Once again heading into training camp, the Titans have question marks at the receiver position. There is such a question that the two starting receivers from OTAs and mini-camp weren’t even on the roster last year. Rookie Tajae Sharpe has been the talk of camp with his precise route running and solid hands. Now the pressure ramps up a notch as camp an preseason approach. The other starting receiver thus far has been free agent import Rishard Matthews, who is cut from the same cloth as Sharpe, in that route-running and good hands are his trademarks as well.
Other than how the pecking order shakes out, the other biggest issue is how many receivers will Mike Mularkey keep on the roster. Last year, Ken Whisenhunt kept only four receivers and opted to open the year with five tight ends instead.
Among the holdovers at the receiver position, two of them are in make-or-break years entering the final years of their contracts. Kendall Wright, once a promising star with 94 catches in 2013, has fallen off due to a change in the offense and injuries, slumping to 57 catches in ’14 and just 36 last year in an injury-plagued season. The Titans have told Wright that he must be more precise in his routes, and his role now looks to be as a slot receiver, which should help him.
The other player in make-or-break mode is Justin Hunter, whose athleticism has never translated into consistent playmaking. Hunter has also been bothered by injuries and is coming off a broken leg from 2015. While Hunter’s productivity has been inconsistent, he has too much talent to be turned loose on the street.
The wild-card in the receiver corps is second-year pro Dorial Green-Beckham, who caught 32 passes for 549 yards and four touchdowns as a very raw rookie. Mularkey has emphasized that DGB must become more of a student of the game and get himself in top shape. If those things happen, he has the physical size (6-5, 230) and skills to be a No. 1 type receiver. But, by pushing Sharpe and Matthews ahead of him on the depth chart, the Titans are showing that the spot won’t just be handed to DGB on talent alone.

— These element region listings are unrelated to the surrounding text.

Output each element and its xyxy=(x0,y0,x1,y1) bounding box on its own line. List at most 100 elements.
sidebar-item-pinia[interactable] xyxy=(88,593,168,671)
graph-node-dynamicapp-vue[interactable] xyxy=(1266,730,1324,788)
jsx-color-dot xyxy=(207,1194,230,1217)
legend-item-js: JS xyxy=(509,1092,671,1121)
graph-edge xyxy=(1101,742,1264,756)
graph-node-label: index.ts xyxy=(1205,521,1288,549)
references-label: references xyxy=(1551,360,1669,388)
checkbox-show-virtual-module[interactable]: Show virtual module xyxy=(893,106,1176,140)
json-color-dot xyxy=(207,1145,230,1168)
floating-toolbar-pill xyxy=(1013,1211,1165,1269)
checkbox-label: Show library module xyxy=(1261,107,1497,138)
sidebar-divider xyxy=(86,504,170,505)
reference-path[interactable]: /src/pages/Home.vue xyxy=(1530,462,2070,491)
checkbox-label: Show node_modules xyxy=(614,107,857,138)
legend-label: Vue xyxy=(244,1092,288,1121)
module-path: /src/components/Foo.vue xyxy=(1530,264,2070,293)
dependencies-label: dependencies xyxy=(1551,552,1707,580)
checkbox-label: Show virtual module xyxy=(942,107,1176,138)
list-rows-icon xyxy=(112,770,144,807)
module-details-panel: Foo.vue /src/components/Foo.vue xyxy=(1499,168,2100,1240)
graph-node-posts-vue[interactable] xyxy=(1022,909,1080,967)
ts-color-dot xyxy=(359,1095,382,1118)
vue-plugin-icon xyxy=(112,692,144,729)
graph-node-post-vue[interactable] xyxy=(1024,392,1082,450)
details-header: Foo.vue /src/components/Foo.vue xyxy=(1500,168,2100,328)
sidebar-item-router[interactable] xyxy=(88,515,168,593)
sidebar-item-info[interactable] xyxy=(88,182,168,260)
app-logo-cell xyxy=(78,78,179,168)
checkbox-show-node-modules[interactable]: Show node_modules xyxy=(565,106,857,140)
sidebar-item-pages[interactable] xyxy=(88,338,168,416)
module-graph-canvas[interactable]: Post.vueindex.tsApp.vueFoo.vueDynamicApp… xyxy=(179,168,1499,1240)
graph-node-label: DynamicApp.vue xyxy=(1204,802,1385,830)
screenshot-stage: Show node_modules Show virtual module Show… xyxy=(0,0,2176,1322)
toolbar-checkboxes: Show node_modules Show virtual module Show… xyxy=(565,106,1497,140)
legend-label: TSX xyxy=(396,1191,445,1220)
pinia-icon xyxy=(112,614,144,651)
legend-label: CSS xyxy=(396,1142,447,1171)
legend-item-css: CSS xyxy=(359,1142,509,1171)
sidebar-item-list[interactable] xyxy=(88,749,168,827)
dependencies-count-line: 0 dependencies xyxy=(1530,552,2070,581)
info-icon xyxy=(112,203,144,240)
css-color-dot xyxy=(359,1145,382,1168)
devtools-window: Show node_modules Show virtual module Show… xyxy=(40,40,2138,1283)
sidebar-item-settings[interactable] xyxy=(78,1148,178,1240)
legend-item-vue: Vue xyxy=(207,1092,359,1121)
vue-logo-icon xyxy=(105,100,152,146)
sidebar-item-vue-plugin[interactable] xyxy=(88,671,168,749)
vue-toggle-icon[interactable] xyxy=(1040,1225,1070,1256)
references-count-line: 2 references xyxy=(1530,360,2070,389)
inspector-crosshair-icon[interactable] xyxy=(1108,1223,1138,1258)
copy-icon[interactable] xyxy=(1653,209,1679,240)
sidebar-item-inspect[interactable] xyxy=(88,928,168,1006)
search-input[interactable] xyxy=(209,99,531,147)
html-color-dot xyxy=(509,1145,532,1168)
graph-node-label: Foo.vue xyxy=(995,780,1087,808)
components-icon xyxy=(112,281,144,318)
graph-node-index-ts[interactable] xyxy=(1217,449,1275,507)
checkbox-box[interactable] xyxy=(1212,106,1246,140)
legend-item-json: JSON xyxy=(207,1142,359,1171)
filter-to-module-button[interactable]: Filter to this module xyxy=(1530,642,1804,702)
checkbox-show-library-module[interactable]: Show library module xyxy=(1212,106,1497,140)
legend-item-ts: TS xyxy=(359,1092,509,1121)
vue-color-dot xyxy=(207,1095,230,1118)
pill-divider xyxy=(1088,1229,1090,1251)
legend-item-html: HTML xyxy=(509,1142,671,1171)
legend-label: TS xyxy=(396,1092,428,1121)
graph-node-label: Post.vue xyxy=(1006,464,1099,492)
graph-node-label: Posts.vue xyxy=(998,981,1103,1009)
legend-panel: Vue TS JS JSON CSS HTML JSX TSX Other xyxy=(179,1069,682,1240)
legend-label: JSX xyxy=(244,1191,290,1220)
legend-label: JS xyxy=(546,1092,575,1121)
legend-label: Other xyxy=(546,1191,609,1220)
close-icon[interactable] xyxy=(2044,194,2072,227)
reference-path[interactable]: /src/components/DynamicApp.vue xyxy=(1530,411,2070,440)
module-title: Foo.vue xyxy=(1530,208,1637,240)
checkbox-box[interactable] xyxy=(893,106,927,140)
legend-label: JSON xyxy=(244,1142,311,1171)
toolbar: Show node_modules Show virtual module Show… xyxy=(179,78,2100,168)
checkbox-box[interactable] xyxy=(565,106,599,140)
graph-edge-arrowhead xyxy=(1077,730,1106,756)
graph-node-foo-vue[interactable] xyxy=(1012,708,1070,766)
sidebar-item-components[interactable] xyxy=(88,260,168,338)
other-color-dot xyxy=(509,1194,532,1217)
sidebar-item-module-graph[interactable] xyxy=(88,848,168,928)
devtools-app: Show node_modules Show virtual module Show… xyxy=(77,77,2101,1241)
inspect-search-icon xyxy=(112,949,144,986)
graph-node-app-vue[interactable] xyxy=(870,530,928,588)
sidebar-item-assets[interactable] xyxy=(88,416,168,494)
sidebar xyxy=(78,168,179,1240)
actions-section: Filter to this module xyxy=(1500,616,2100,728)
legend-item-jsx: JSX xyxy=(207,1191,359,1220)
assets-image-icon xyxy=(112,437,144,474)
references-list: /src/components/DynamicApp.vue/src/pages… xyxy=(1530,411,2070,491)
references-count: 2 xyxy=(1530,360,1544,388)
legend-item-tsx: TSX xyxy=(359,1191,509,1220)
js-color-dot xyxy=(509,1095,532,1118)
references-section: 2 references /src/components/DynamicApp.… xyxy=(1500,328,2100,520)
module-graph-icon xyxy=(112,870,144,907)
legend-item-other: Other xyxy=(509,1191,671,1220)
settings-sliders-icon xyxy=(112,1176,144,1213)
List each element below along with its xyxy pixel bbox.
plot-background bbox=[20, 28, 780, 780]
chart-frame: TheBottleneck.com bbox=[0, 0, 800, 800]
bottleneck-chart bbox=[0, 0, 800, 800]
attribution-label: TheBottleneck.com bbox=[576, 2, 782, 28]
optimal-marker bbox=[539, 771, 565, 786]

If the Titans keep a sixth receiver, it could come down to veteran Harry Douglas or return man Tre McBride. The Titans like Douglas’ veteran leadership and what he brings in that regard, but that alone won’t be enough for a roster spot. Last year, Tennessee dropped veteran Hakeem Nicks at the end of camp.
McBride likely would have to win the kickoff return job in order to beat the odds, while another holdover from last year, Andrew Turzilli, faces even longer odds, and would start the year on suspension from a PED violation, if he sticks on the roster.
The numbers at receiver are stronger than a year ago, which should make for more production. But camp will be interesting to see just how the pecking order shakes out at a position where stability has eluded the Titans over the years.